How do I do my job?

2018-04-11T22:27:05-05:00February 26th, 2018|Categories: Children's Therapy|

By Mia Hudson; Clinical Director, Johnson County Children’s Advocacy Center

Many people ask “How do I do my job?” This question always stuns me on how to explain why or how I do my job in a manner that is quick, easy, and a socially acceptable response. For those who do not know what my job is, well I am a therapist for children who have been sexually abused, physically abused, witnessed abuse, and/or neglected. My co-worker likes to call this “a buzz kill” when meeting new people in socially gatherings, where everyone asks “So, what do you do?”. Often after telling someone what my employment is (if I give the whole truth), the response is “Oh how sad”, “Doesn’t that make you feel depressed all the time?”, and (you guessed it) “How do you do it?”.

Sometimes my response is well the kids are still kids. Majority of the children I work with are so resilient to what has happened. Meaning, the children are about to bounce back from problems, which allows them to still be filled with joy, love, giggly, and playful. This does not mean that a child does not need therapy just because majority of their day is consistent of normal, childlike behaviors; because a child may still be haunted by their memories, have problematic behaviors, fearful, hurt, etc. Therefore, when working with children in therapy who are still so loving and joyful (which all are, even the ones that have difficult behaviors) provides a sense of hope. Hope that the child can overcome what life has thrown at them, something a child should never had to experience or endure. A hope that their abuse will just be a memory and does not define of who they are or who they will be come. This sense of hope is the reason why I choose this career path in the first place. Children from all backgrounds sometimes need a little help due to any type of experience. That little help can change the course of their life because children are so capable for change due to their resiliency, adaptability, love, and ability to learn. And, I want to be that help for them.

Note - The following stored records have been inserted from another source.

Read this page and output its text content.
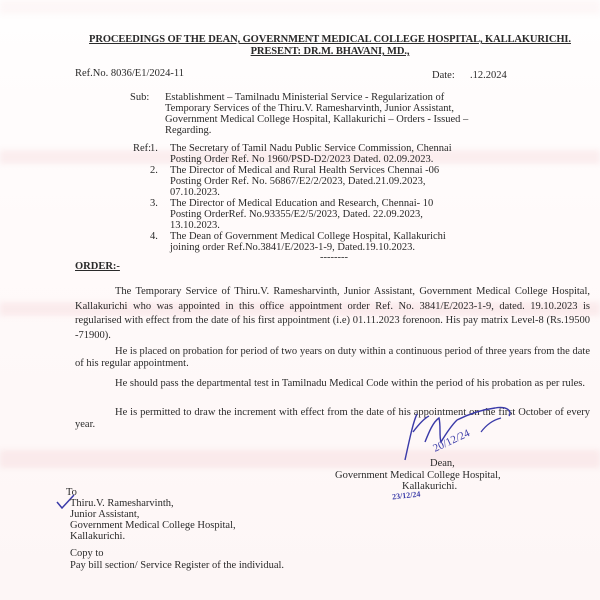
PROCEEDINGS OF THE DEAN, GOVERNMENT MEDICAL COLLEGE HOSPITAL, KALLAKURICHI.
PRESENT: DR.M. BHAVANI, MD.,
Ref.No. 8036/E1/2024-11	Date: .12.2024
Sub: Establishment – Tamilnadu Ministerial Service - Regularization of
Temporary Services of the Thiru.V. Ramesharvinth, Junior Assistant,
Government Medical College Hospital, Kallakurichi – Orders - Issued –
Regarding.
Ref:
1.	The Secretary of Tamil Nadu Public Service Commission, Chennai
Posting Order Ref. No 1960/PSD-D2/2023 Dated. 02.09.2023.
2.	The Director of Medical and Rural Health Services Chennai -06
Posting Order Ref. No. 56867/E2/2/2023, Dated.21.09.2023,
07.10.2023.
3.	The Director of Medical Education and Research, Chennai- 10
Posting OrderRef. No.93355/E2/5/2023, Dated. 22.09.2023,
13.10.2023.
4.	The Dean of Government Medical College Hospital, Kallakurichi
joining order Ref.No.3841/E/2023-1-9, Dated.19.10.2023.
--------
ORDER:-
The Temporary Service of Thiru.V. Ramesharvinth, Junior Assistant, Government Medical College Hospital, Kallakurichi who was appointed in this office appointment order Ref. No. 3841/E/2023-1-9, dated. 19.10.2023 is regularised with effect from the date of his first appointment (i.e) 01.11.2023 forenoon. His pay matrix Level-8 (Rs.19500 -71900).
He is placed on probation for period of two years on duty within a continuous period of three years from the date of his regular appointment.
He should pass the departmental test in Tamilnadu Medical Code within the period of his probation as per rules.
He is permitted to draw the increment with effect from the date of his appointment on the first October of every year.
20/12/24
Dean,
Government Medical College Hospital,
Kallakurichi.
23/12/24
To
Thiru.V. Ramesharvinth,
Junior Assistant,
Government Medical College Hospital,
Kallakurichi.
Copy to
Pay bill section/ Service Register of the individual.
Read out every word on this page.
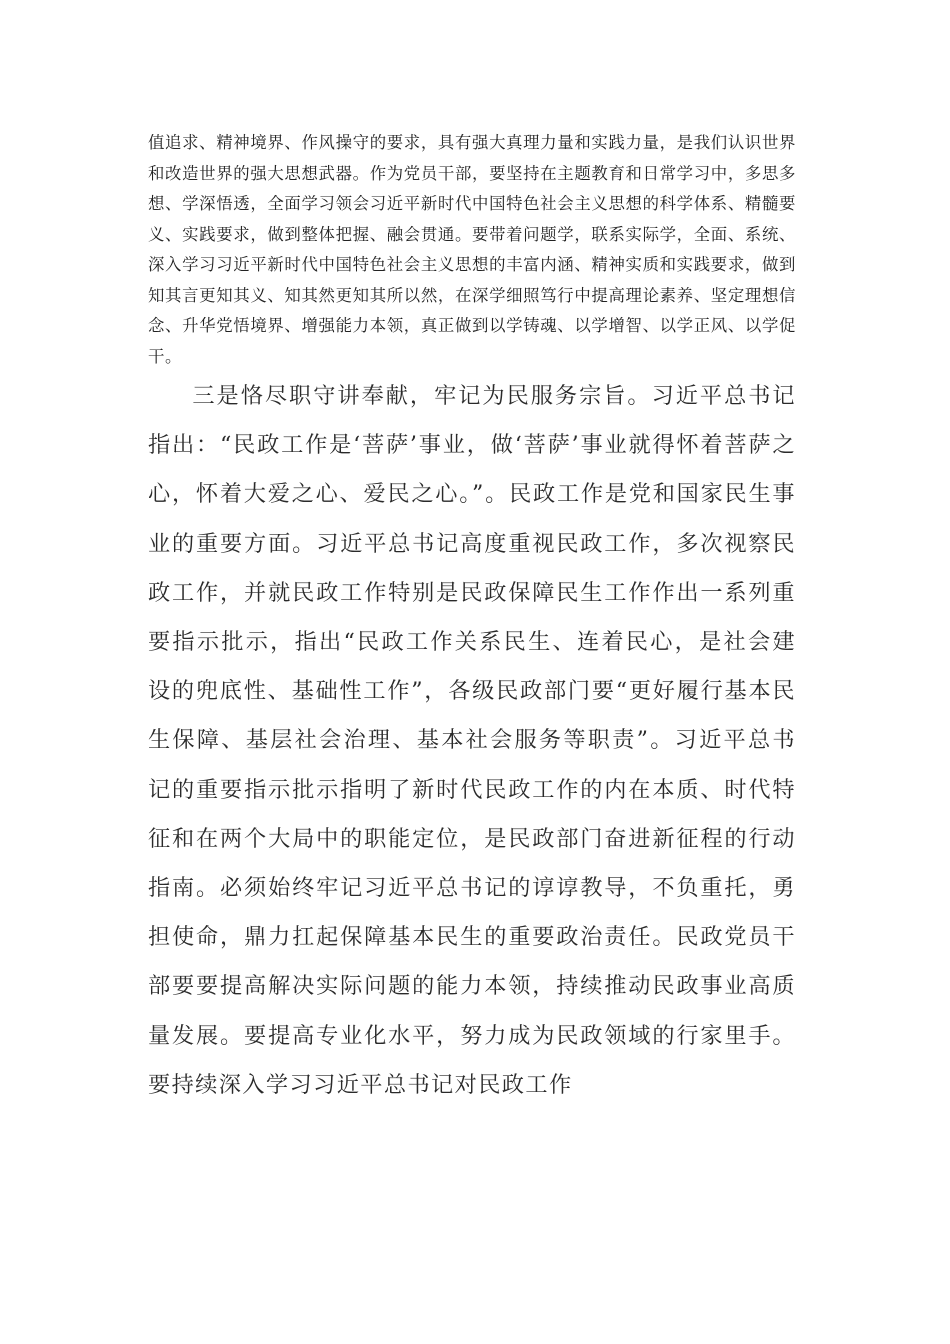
值追求、精神境界、作风操守的要求，具有强大真理力量和实践力量，是我们认识世界和改造世界的强大思想武器。作为党员干部，要坚持在主题教育和日常学习中，多思多想、学深悟透，全面学习领会习近平新时代中国特色社会主义思想的科学体系、精髓要义、实践要求，做到整体把握、融会贯通。要带着问题学，联系实际学，全面、系统、深入学习习近平新时代中国特色社会主义思想的丰富内涵、精神实质和实践要求，做到知其言更知其义、知其然更知其所以然，在深学细照笃行中提高理论素养、坚定理想信念、升华党悟境界、增强能力本领，真正做到以学铸魂、以学增智、以学正风、以学促干。

三是恪尽职守讲奉献，牢记为民服务宗旨。习近平总书记指出：“民政工作是‘菩萨’事业，做‘菩萨’事业就得怀着菩萨之心，怀着大爱之心、爱民之心。”。民政工作是党和国家民生事业的重要方面。习近平总书记高度重视民政工作，多次视察民政工作，并就民政工作特别是民政保障民生工作作出一系列重要指示批示，指出“民政工作关系民生、连着民心，是社会建设的兜底性、基础性工作”，各级民政部门要“更好履行基本民生保障、基层社会治理、基本社会服务等职责”。习近平总书记的重要指示批示指明了新时代民政工作的内在本质、时代特征和在两个大局中的职能定位，是民政部门奋进新征程的行动指南。必须始终牢记习近平总书记的谆谆教导，不负重托，勇担使命，鼎力扛起保障基本民生的重要政治责任。民政党员干部要要提高解决实际问题的能力本领，持续推动民政事业高质量发展。要提高专业化水平，努力成为民政领域的行家里手。要持续深入学习习近平总书记对民政工作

Other times, my response is “well someone has to”. If not me, who else is going to do. I feel as though how can I not do this job. Who else is going to help these children heal, show them there is a hope for a better future, advocate for them, and ultimately show them the love of Christ. The love of Christ is creating a therapeutic environment that is non-judgmental, encouragement (not enablement), providing the opportunity for them to learn how to solve their own problems, to feel safe, actually allowing them to have the freedom to speak or to not speak, having someone to listen to them, and having fun while doing it. This is not to present my job as easy by all means. My purpose to bless others of what God has blessed me throughout my life as a child and as an adult.

This is not to say that I am the only one in the world who are helping others and/or to boast who I am or to imply that my job has more meaning than yours. In fact, it is way more than just me. It is also the lovely board members who work constantly for fundraising, volunteering, administrating, and the long hours put in on planning. It is my co-workers who, as we work as team, each having a different role and without one of us we would all fall apart as an agency and we would not benefit anyone. It is the multidisciplinary team with CPS, law enforcement, District Attorney’s Office, Juvenile services, and medical care team. Without each of these departments working together, we would not be able to intervene to develop a safe living environment and seek justice for our families. It is to those who constantly donate their time and money to enable us to provide our families food, clothing, furniture, toys, hygiene products, and our services all for free. It is the protective parents who bring their child to the center for help and healing. On a larger scale, it is the educators who train each department to equip us to do our job. It is the policy makers who create the laws to protect children. It is the construction workers creating the space we work in. It is to the people who build/ sale cars, which allows us and others to get to our place of employment. It is the gas stations, grocery stores, clothing stores, etc. that provide us and our families the essential needs. For me, it is my church, who disciple me and educate me in the word of God and the love of Christ. It is all for the Glory of God. He provides me the strength, encouragement, wisdom, patience, love, passion, and rest to complete each day and start over the next day. It is His will and doing that I am where I am today and how I can do my job. It is His will and doing for what you do! Whether it may not feel as involved or impacting, it completely is no matter where you are employed because without you and what you do, somehow, somewhere in the system it would be missing and incomplete thus, impacting another function in the system. Paul wrote to the church at Corinth, “The eye

[of the body of Christ] can never say to the hand, “I don’t need you”. The head can’t say to the feet, “I don’t need you”. Meaning, I cannot say I do not need my coworkers, the policy makers, the donors, or the families to fulfill the job description. Each one of us are part of the body of Christ. Each of us are unique and have a purpose.

  However, he has given each one of us a special gift through the generosity of Christ- Ephesians 4:7

Just as our bodies have many parts and each part has a special function, so it is with Christ’s body. We are many parts of one body, and we all belong to each other. In his grace, God has given us different gifts for doing certain things well. So if God has given you the ability to prophesy, speak out with as much faith as God has given you. Romans 12:4-6

Therefore, it isn’t how do I do my job. It is how we each do our jobs that leads to everlasting positive impact on children lives. I thank you all for what you do because it helps the children who deserve a childhood and better future. Without you, it wouldn’t be possible.